Despite fighting three wars over the Kashmir region, Pakistan seems to be no longer Delhi’s biggest foreign priority. Around 200,000 troops are stationed at its border with China.
China and India, which are both nuclear-armed, have managed to avoid a significant confrontation in recent years but have never actually settled on an actual border—instead the two countries are separated by a vague 2,000 mile demarcation line. This is known as the Line of Actual Control.
India generally see its control extending to where Chinese forces withdrew at the end of the 1962 war, while China sees its control extending to what they held before the war.
In the east, China continues to claim Arunachal Pradesh—what India claims as its own state—and the Aksai Chin plateau in the west.
The two sides at times have kept to rules to stop conflicts from escalating, including prohibiting border troops from carrying guns. That rule was changed last year after the brutal clashes in the Galwan Valley, where troops bludgeoned each other with batons and clubs wrapped in barbed wire.
A spokesperson for the Chinese foreign ministry said that the situation at the border is stable and controllable.

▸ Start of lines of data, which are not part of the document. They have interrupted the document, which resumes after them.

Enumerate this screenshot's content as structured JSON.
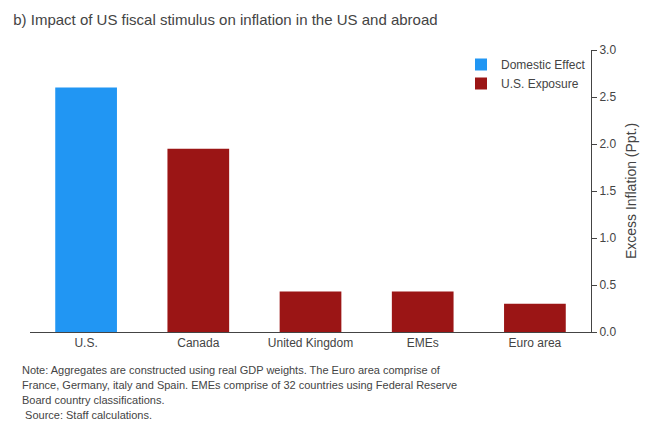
{
  "chart_data": {
    "type": "bar",
    "title": "b) Impact of US fiscal stimulus on inflation in the US and abroad",
    "y_label": "Excess Inflation (Ppt.)",
    "categories": [
      "U.S.",
      "Canada",
      "United Kingdom",
      "EMEs",
      "Euro area"
    ],
    "series": [
      {
        "name": "Domestic Effect",
        "color": "#2196f3",
        "values": [
          2.6,
          null,
          null,
          null,
          null
        ]
      },
      {
        "name": "U.S. Exposure",
        "color": "#9b1515",
        "values": [
          null,
          1.95,
          0.43,
          0.43,
          0.3
        ]
      }
    ],
    "ylim": [
      0,
      3.0
    ],
    "yticks": [
      {
        "value": 0.0,
        "label": "0.0"
      },
      0.5,
      {
        "value": 1.0,
        "label": "1.0"
      },
      1.5,
      {
        "value": 2.0,
        "label": "2.0"
      },
      2.5,
      {
        "value": 3.0,
        "label": "3.0"
      }
    ],
    "grid": false,
    "legend": "upper right",
    "annotations": [
      "Note: Aggregates are constructed using real GDP weights. The Euro area comprise of",
      "France, Germany, italy and Spain. EMEs comprise of 32 countries using Federal Reserve",
      "Board country classifications.",
      " Source: Staff calculations."
    ]
  }
}
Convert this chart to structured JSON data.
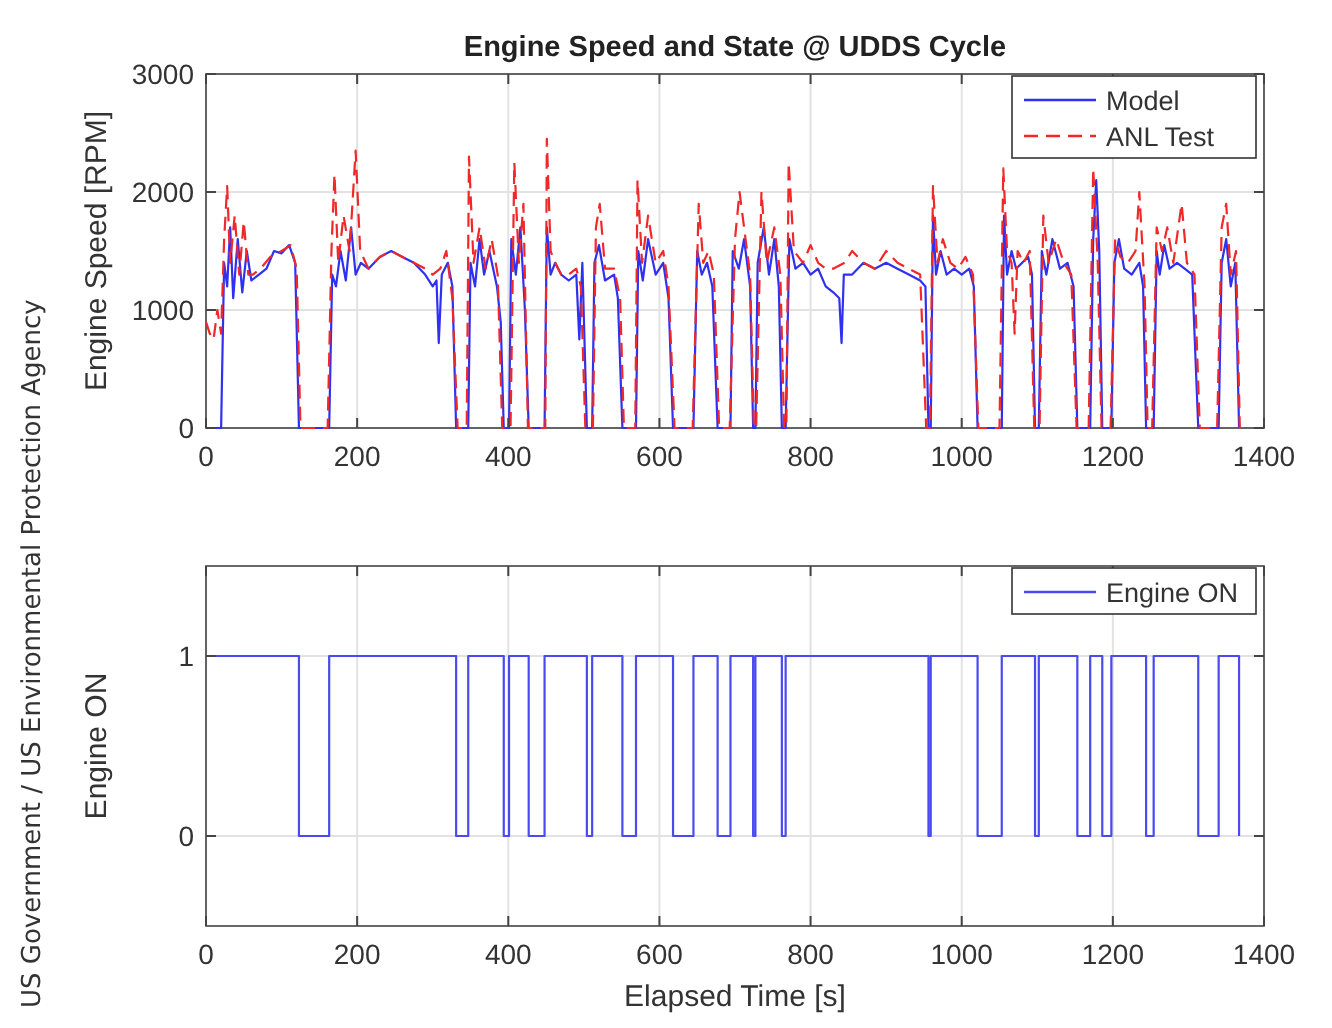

“China believes that any arms race and infrastructure construction aimed at military control are not conducive to the maintenance of peace and tranquility in the border areas,” the spokesman told the Wall Street Journal.
Indian Defense Minister Rajnath Singh, accompanied by senior military officials including the Army Chief General M. M. Naravane, were in Ladakh at the end of last month to review military preparedness, a press statement said on the June 27.
Newsweek has contacted the Chinese and Indian foreign ministries for additional comment.